Poll on Biodiversity Awareness

In January 2017, Civic Exchange published its “First Baseline Study of the General Public’s Awareness and Attitudes Towards Biodiversity Conservation in Hong Kong.” The report was updated in July 2017. To download the updated report, click on the link above.


• This project establishes the public’s awareness and attitudes towards biodiversity and its conservation in Hong Kong.

• In 2011, the Convention of Biological Diversity, a UN treaty that aims to halt the loss of biodiversity, was extended to Hong Kong, and the Chief Executive promised to prepare a Biodiversity Strategy and Action Plan (BSAP) in order to ratify it. Part of the BSAP aims to mainstream the topic of biodiversity amongst all sectors of Hong Kong and enhance community involvement. Yet in order to be effective, the public’s current awareness and attitudes need to be ascertained.

• In June and July 2016, 1,070 people were randomly selected to take a telephone survey in Cantonese.

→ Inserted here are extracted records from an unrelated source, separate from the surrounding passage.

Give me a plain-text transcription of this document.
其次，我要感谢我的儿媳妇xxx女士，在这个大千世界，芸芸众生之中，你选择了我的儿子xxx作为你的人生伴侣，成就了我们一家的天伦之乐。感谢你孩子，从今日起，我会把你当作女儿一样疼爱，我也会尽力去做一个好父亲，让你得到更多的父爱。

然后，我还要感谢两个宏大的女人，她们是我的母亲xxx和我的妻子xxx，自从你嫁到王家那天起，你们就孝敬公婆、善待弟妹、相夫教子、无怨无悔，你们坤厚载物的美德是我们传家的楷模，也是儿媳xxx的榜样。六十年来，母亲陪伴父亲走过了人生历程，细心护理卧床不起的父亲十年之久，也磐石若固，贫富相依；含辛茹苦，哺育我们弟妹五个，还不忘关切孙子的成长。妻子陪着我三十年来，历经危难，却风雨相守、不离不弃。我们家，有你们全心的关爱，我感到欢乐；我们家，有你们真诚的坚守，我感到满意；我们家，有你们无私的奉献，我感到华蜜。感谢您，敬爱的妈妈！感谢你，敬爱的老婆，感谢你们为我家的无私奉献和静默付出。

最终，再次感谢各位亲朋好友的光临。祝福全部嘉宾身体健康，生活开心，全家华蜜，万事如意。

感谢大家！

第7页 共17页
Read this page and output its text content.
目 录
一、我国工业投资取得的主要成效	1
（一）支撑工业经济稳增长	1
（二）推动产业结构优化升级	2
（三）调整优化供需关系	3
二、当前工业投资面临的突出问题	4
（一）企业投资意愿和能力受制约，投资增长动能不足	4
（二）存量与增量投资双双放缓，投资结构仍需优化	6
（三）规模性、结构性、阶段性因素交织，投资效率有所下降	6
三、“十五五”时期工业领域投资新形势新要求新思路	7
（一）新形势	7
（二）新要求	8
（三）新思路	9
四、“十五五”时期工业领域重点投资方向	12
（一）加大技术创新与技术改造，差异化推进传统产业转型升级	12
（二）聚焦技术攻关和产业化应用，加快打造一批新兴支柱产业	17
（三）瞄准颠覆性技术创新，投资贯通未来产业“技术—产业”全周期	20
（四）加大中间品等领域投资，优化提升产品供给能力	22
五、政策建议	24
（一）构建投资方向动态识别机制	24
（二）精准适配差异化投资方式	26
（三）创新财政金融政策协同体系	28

The results showed that overall awareness was very low and that, as a consequence, attitudes were underdeveloped, shown by the fact that only 24% of the respondents had actually heard of the term ‘biodiversity’ in Chinese and knew what it meant. Much more needs to be done to mainstream biodiversity.

• The percentage of respondents in the study who claimed to be both aware of and concerned about biodiversity is very low – 15.4% across all demographic groups.

• However, one group displayed a higher level of awareness and concern than the rest: 54% of the young (aged 18-29) were aware of biodiversity, compared to 24.4% overall. In addition, 33% of the young demonstrated both awareness and concern, compared to 15.4% overall.

• The majority of young respondents who showed awareness and concern for biodiversity received their information from green groups, the Internet, schools and universities. However, there was only a low- to medium-level of trust in their sources. They also reported low usage and trust levels in regards to government sources and newspapers.

• The young also have different expectations and a different sense of responsibility in regards to biodiversity, compared to other age groups.  Those members of the young group who are both aware and concerned have a higher tendency to believe that individuals are in a position to make an impact on biodiversity, and that the government has a responsibility to protect it. This implies that they have higher expectations for both the government and individuals to protect biodiversity.

• Overseas studies have shown that exposure to nature and wildlife is important for promoting the public’s understanding and support for biodiversity. This project’s findings bear that out. The respondents who visit Hong Kong country parks generally display a higher level of awareness and concern about biodiversity.

• There was support across all age groups for greater customs checks, penalties for restaurants which serve endangered species or controversial dishes, and raids on Chinese medicine wholesalers.

• The data from this project will assist government officials to understand the current public’s awareness and attitudes towards biodiversity conservation. By studying the groups that have showed awareness, our report may help policy makers evaluate and review existing conservation plans to determine more effective strategic goals of mainstreaming and community outreach.

• The project makes recommendations around increasing the awareness of biodiversity, modernizing communication, increasing the frequency and quality of visits to country parks, and educating and enthusing around the subject of biodiversity.

This research project (Project Number: 2015.C.008.15D) is funded by the Public Policy Research Funding Scheme from the Central Policy Unit of the Hong Kong Special Administrative Region Government.